False coining is a betrayal of the realm. In 1666, Constable Parker had five people hanged in Westminster for counterfeiting. Julian wonders what the punishment is these days.
“Miri works as a pure finder, Jack,” Monk suddenly says, with a cruel gleam.
“Monk!” She shakes her head.
“What? I’m just telling Jack how you make your money to get your fiancé out. Miri picks up dog mess off the streets and sells it to tanners who use it to cure leather. Don’t pay very much, does it, Miri?”
Julian’s mouth twists with pity. He can’t look at her.
“Cleon!” Miri yells, banging at the closed door. “Let’s go! I can’t wait all day.”
“Jack, you need money?” Monk asks. “Go work for Cleon. He’s been looking for a new helper since Basil died in a sluice.” The suddenly pious urchins cross themselves.
“Sluice?”
“Yeah, poor fucker got caught in a sewer sluice when the water level rose too fast. The tidal wave of sludge shattered him to smithereens. We couldn’t find most of him.”
“We looked,” Jasper says.
“Oh, we looked so thorough. We found a foot.”
“And a hand. Don’t forget the hand.”
“Not a whole hand,” Monk says.
“Almost. It was only missing those two small fingers.”

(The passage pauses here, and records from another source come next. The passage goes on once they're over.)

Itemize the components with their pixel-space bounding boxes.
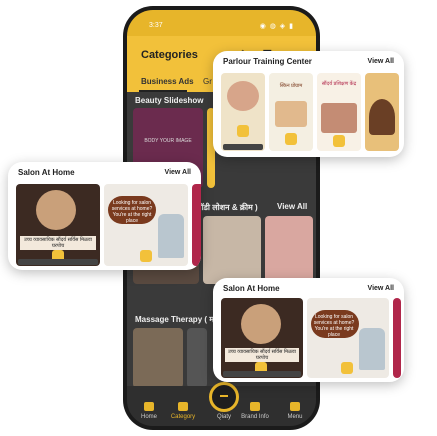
section-title-beauty: Beauty Slideshow xyxy=(135,96,204,105)
nav-menu-label: Menu xyxy=(287,414,303,420)
status-indicators: ◉ ◍ ◈ ▮ xyxy=(259,23,294,30)
section-title-massage: Massage Therapy ( म xyxy=(135,315,215,324)
card-parlour-view-all[interactable]: View All xyxy=(368,58,394,65)
salon-right-poster-2[interactable]: Looking for salon services at home? You'… xyxy=(307,298,389,378)
card-salon-at-home-right: Salon At Home View All उच्च व्यावसायिक स… xyxy=(213,278,404,382)
card-parlour-title: Parlour Training Center xyxy=(223,57,312,66)
qiaty-fab[interactable] xyxy=(209,382,239,412)
menu-icon xyxy=(290,402,300,411)
nav-brand-info[interactable]: Brand Info xyxy=(241,402,269,420)
parlour-poster-3[interactable]: सौंदर्य प्रशिक्षण केंद्र xyxy=(317,73,361,151)
parlour-poster-3-photo xyxy=(321,103,357,133)
nav-qiaty[interactable]: Qiaty xyxy=(210,414,238,420)
salon-right-poster-2-caption: Looking for salon services at home? You'… xyxy=(313,314,355,338)
card-salon-right-title: Salon At Home xyxy=(223,284,280,293)
salon-left-poster-3[interactable] xyxy=(192,184,201,266)
home-icon xyxy=(144,402,154,411)
parlour-poster-1[interactable] xyxy=(221,73,265,151)
salon-left-poster-1-caption: उच्च व्यावसायिक सौंदर्य सर्विस मिळवा घरप… xyxy=(20,236,96,250)
thumb-massage-2[interactable] xyxy=(187,328,207,388)
salon-right-poster-2-photo xyxy=(359,328,385,370)
status-time: 3:37 xyxy=(149,22,163,29)
salon-left-poster-1-footer xyxy=(18,259,98,265)
thumb-lotion-2[interactable] xyxy=(203,216,261,284)
nav-category-label: Category xyxy=(170,414,196,420)
card-salon-at-home-left: Salon At Home View All उच्च व्यावसायिक स… xyxy=(8,162,201,270)
salon-left-poster-1[interactable]: उच्च व्यावसायिक सौंदर्य सर्विस मिळवा घरप… xyxy=(16,184,100,266)
nav-home-label: Home xyxy=(140,414,157,420)
salon-left-poster-2[interactable]: Looking for salon services at home? You'… xyxy=(104,184,188,266)
tab-greetings[interactable]: Gr xyxy=(203,77,212,86)
briefcase-icon xyxy=(250,402,260,411)
nav-qiaty-label: Qiaty xyxy=(216,414,231,420)
nav-brand-label: Brand Info xyxy=(241,414,269,420)
nav-category[interactable]: Category xyxy=(169,402,197,420)
page-title: Categories xyxy=(141,49,198,61)
parlour-poster-1-photo xyxy=(227,81,259,111)
salon-right-poster-1[interactable]: उच्च व्यावसायिक सौंदर्य सर्विस मिळवा घरप… xyxy=(221,298,303,378)
thumb-beauty-1-caption: BODY YOUR IMAGE xyxy=(144,138,192,144)
thumb-lotion-3[interactable] xyxy=(265,216,313,284)
parlour-poster-2-caption: स्किन प्रोग्राम xyxy=(279,83,303,89)
card-salon-left-title: Salon At Home xyxy=(18,168,75,177)
salon-left-poster-2-caption: Looking for salon services at home? You'… xyxy=(111,200,153,224)
copy-icon xyxy=(140,250,152,262)
parlour-poster-4-photo xyxy=(369,99,395,135)
parlour-poster-1-footer xyxy=(223,144,263,150)
tab-business-ads[interactable]: Business Ads xyxy=(141,77,194,86)
copy-icon xyxy=(341,362,353,374)
salon-right-poster-3[interactable] xyxy=(393,298,401,378)
salon-right-poster-1-caption: उच्च व्यावसायिक सौंदर्य सर्विस मिळवा घरप… xyxy=(225,348,299,362)
nav-menu[interactable]: Menu xyxy=(281,402,309,420)
parlour-poster-2-photo xyxy=(275,101,307,127)
card-salon-right-view-all[interactable]: View All xyxy=(368,285,394,292)
card-parlour-training: Parlour Training Center View All स्किन प… xyxy=(213,51,404,157)
parlour-poster-4[interactable] xyxy=(365,73,399,151)
status-bar: 3:37 ◉ ◍ ◈ ▮ xyxy=(127,10,316,36)
section-title-lotion: बॉडी लोशन & क्रीम ) xyxy=(197,203,258,212)
grid-icon xyxy=(178,402,188,411)
nav-home[interactable]: Home xyxy=(135,402,163,420)
salon-right-poster-1-photo xyxy=(241,304,281,344)
copy-icon xyxy=(237,125,249,137)
parlour-poster-2[interactable]: स्किन प्रोग्राम xyxy=(269,73,313,151)
parlour-poster-3-caption: सौंदर्य प्रशिक्षण केंद्र xyxy=(321,81,357,87)
copy-icon xyxy=(285,133,297,145)
copy-icon xyxy=(333,135,345,147)
salon-left-poster-2-photo xyxy=(158,214,184,258)
thumb-massage-1[interactable] xyxy=(133,328,183,388)
section-view-all-lotion[interactable]: View All xyxy=(277,202,307,211)
card-salon-left-view-all[interactable]: View All xyxy=(165,169,191,176)
salon-left-poster-1-photo xyxy=(36,190,76,230)
bottom-nav: Home Category Qiaty Brand Info Menu xyxy=(127,382,316,426)
salon-right-poster-1-footer xyxy=(223,371,301,377)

When Julian refrains from the reaction that Monk was clearly looking for, Monk elaborates. “Cleon is a sewer hunter, a scavenger. Been down there seventy years, looking for this or that. What do you say, you wanna go work for him?”
Julian says nothing. What an actor he is! Josephine’s got nothing on him. He waters the shantytown version of Josephine with his fertile gaze. The flower reacts poorly. She shrivels.